Suasana pagi di TK Aisyiyah Balang Bodong, Kecamatan Tamalate, Makassar, tampak semarak ketika petugas Satuan Pelayanan Pemenuhan Gizi (SPPG) datang membawa paket makanan Program Makan Bergizi Gratis (MBG). Di halaman sekolah berukuran sekitar 6 x 7 meter, riuh tawa anak-anak mengiringi momen yang mereka nantikan sejak awal hari.
Sebanyak 123 siswa dari tujuh kelas berbaris rapi untuk menerima paket makanan. Bagi para siswa, pembagian makanan MBG bukan hanya waktu makan, tetapi juga menjadi pengalaman yang menyenangkan dan dinanti setiap hari.
Kepala TK Aisyiyah Balang Bodong, Murtiati (57), mengatakan program MBG membawa perubahan nyata pada kebiasaan makan anak-anak. Ia menilai perbedaan kondisi sebelum dan sesudah program berjalan cukup mencolok.
“Dulu anak-anak yang bawa bekal sering kali hanya snack ringan seperti ciki. Sekarang alhamdulillah semua bisa makan makanan bergizi di sekolah,” ujar Murtiati.
Murtiati, yang dalam tujuh bulan terakhir memimpin sekolah tersebut, menyebut dampak program terasa terutama bagi siswa dari keluarga prasejahtera. Menurutnya, MBG tidak hanya membantu memastikan asupan gizi anak lebih baik, tetapi juga mendorong perubahan perilaku yang positif.
Salah satu perubahan yang paling terlihat, kata Murtiati, adalah peningkatan kehadiran siswa. Jika sebelumnya terdapat sekitar lima hingga sepuluh anak absen setiap hari, kini tingkat kehadiran disebut nyaris sempurna.
“Sekarang hampir 100 persen hadir. Anak-anak jadi lebih semangat ke sekolah karena menunggu MBG,” katanya.
Perubahan juga terlihat pada kondisi fisik siswa. Murtiati menuturkan anak-anak tampak lebih sehat dan aktif, dengan berat badan yang mulai meningkat seiring konsumsi rutin makanan bergizi seperti telur, buah, dan susu.
“Kelihatan lebih berisi dan sehat. Apalagi ada susu dan buah, itu sangat baik untuk tumbuh kembang mereka,” tambahnya.

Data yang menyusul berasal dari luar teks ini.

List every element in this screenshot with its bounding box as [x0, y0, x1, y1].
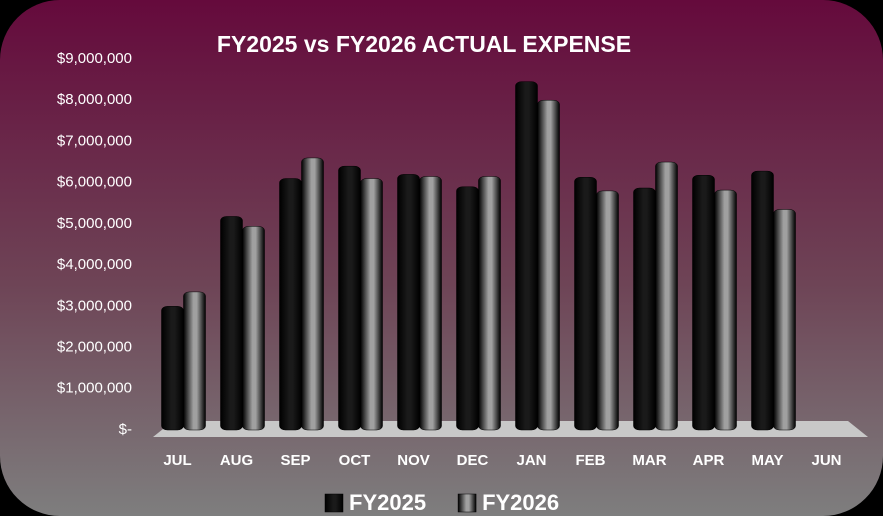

Meski sesekali ada evaluasi terkait cita rasa makanan, Murtiati menilai hal itu wajar dan tidak mengurangi manfaat program. Ia berharap MBG dapat terus berlanjut dan menjangkau lebih banyak anak.
Di TK Aisyiyah Balang Bodong, keceriaan yang kembali terdengar setiap pagi menjadi penanda perubahan: kebiasaan makan yang lebih seimbang, semangat hadir ke sekolah, serta harapan akan tumbuh kembang anak yang lebih baik.